From the links I gave you should be able to use a spreadsheet (such as google sheets) to find the area and centroid, and the rest is easy. Ask if you need more help. This should easily give you high credit for your project. If your teacher asks how calculus was used, point to Pappus's Centroid Theorem (which was discovered by geometry but these days is used in calculus class and justified by calculus).
By the way, I exported your Data to MS Excel and got these values:
Area=$7.170317894$ (actually, the negative of that, since your points are in "backwards," clockwise order)
Centroid= $(3.072863031, 1.504220763)$
(These figures are corrected from a previous version of this answer.) I'll leave the final volume calculation to you.

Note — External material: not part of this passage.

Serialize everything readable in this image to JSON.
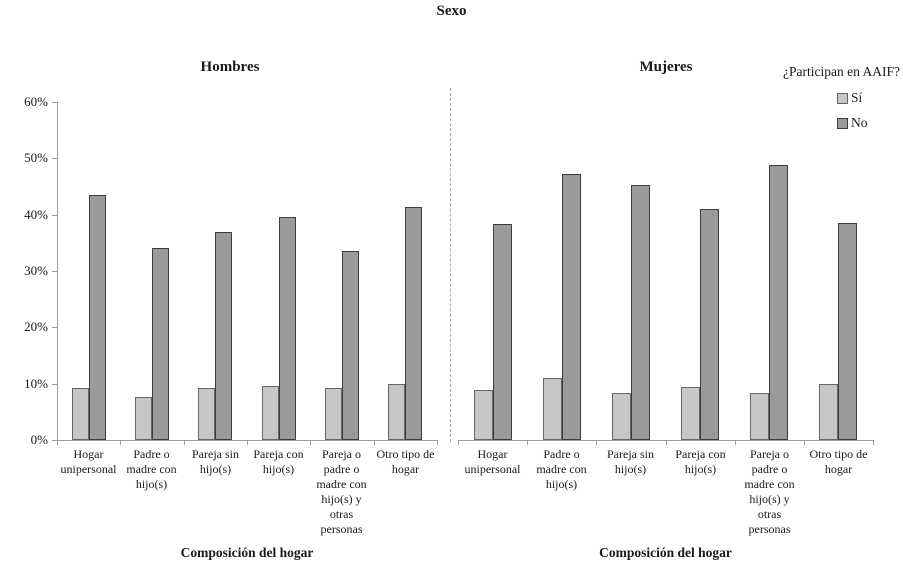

If you are serious about finding "a curve that 'perfectly' fits my data" and it is true that "the size of the equation would not be an issue I just want a high level of accuracy", the polygon leads you to a perfect answer. This particular answer works since no two consecutive $x$-values in your data are equal, so none of the bordering line segments is vertical. Here is a relation, using a point-point form of the equation of a line:
$$\left(2.7263985\le x<2.8254118 \quad\text{and}\quad \frac{y-3.1299872}{x-2.7263985}=\frac{3.1291170-3.1299872}{2.8254118-2.7263985}\right)$$ $$\text{or}$$ $$\left(2.8254118\le x<2.9258595 \quad\text{and}\quad \frac{y-3.1291170}{x-2.8254118}=\frac{3.0881827-3.1291170}{2.9258595-2.8254118}\right)$$ $$\text{or}$$ $$\vdots$$
If you want to avoid the logical operators "and" and "or" there are numeric ways of simulating them, but that would make the relation even longer. Note that I did not use the usual "definition by cases" of a function since the relation is not a function: there are two values of $y$ for all values of $x$ between $1.5996108$ and $4.5847140$. You could use "definition by cases" of two functions if you use a parametric form of the relation rather than a Cartesian one, or if you define the upper and the lower curves separately.